The GEOM-drugs models were both trained with batch size 32 (on 4 GPUs) for 150 epochs or until the meain intersection over union between the ground truth and reconstructed voxels reaches 0.90.
Once the compression and latent models have been trained, generate new samples around a seed of interest using this command:
cd nebula
python sample_from_seed_file.py \
--exp_name sample/ \
--delta 0.25 \
--n_chains 2 \
--total_molecules 2 \
--visualize_smiles 1 \
--visualize_voxels 1
Alternatively, generation can be performed on a new input sequence of 1D SMILES of interest (the 3D conformer with xyz coordinates will be computationally generated for it):
cd nebula
python sample_from_seed_smiles.py \
--exp_name sample/ \
--delta 0.25 \
--n_chains 10 \
--total_molecules 10 \
--visualize_smiles 1 \
--visualize_voxels 1 \
--input_smiles "N#Cc1ccc(N=C(O)C(F)(F)Cl)cn1"

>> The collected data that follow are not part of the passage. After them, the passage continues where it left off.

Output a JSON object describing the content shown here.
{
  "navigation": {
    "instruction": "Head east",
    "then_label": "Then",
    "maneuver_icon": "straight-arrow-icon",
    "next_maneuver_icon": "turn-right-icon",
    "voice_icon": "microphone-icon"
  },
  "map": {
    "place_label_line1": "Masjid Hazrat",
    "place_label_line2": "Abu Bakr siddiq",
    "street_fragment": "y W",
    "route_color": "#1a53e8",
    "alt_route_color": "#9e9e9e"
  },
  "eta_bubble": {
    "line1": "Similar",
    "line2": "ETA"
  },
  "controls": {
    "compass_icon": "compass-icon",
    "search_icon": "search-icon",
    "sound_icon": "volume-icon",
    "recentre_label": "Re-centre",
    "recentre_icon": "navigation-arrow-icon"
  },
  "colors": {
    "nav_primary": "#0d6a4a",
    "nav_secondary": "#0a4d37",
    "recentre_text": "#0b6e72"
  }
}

It saves the generated molecules as xyz files and it post-processes them to obtain generated SMILES.
--total_molecules
- total molecules to be generated around a seed after all steps: default: 2
--n_chains
- number of molecules generated in parallel at once for each sampling step (depends on GPU capacity), default: 1
--delta
- step size (smaller size will stay closer to the seed and will require more steps to generate new molecules), default: 0.25
--repeats
- number of times to repeat an experiment to reach the total number of desired molecules (total_molecules
), default: 1
--seed_dir
- directory with sdf of a seed of interest to generate a library around, default: dataset/data/seed_data/
--visualize_voxels 1
- optionally visualize generated voxels (very slow, disabled by default)
--visualize_smiles 1
- optionally visualize generated voxels (disabled by default)
steps_wjs_total
- list of how many sampling steps to take (e.g., [5, 10] steps means that molecules will be generated after 5 and after 10 steps), it needs to be set in sample_from_seed_from_file.py
or sample_from_seed_smiles.py
scripts.
This project is under the Apache license, version 2.0. See LICENSE for details.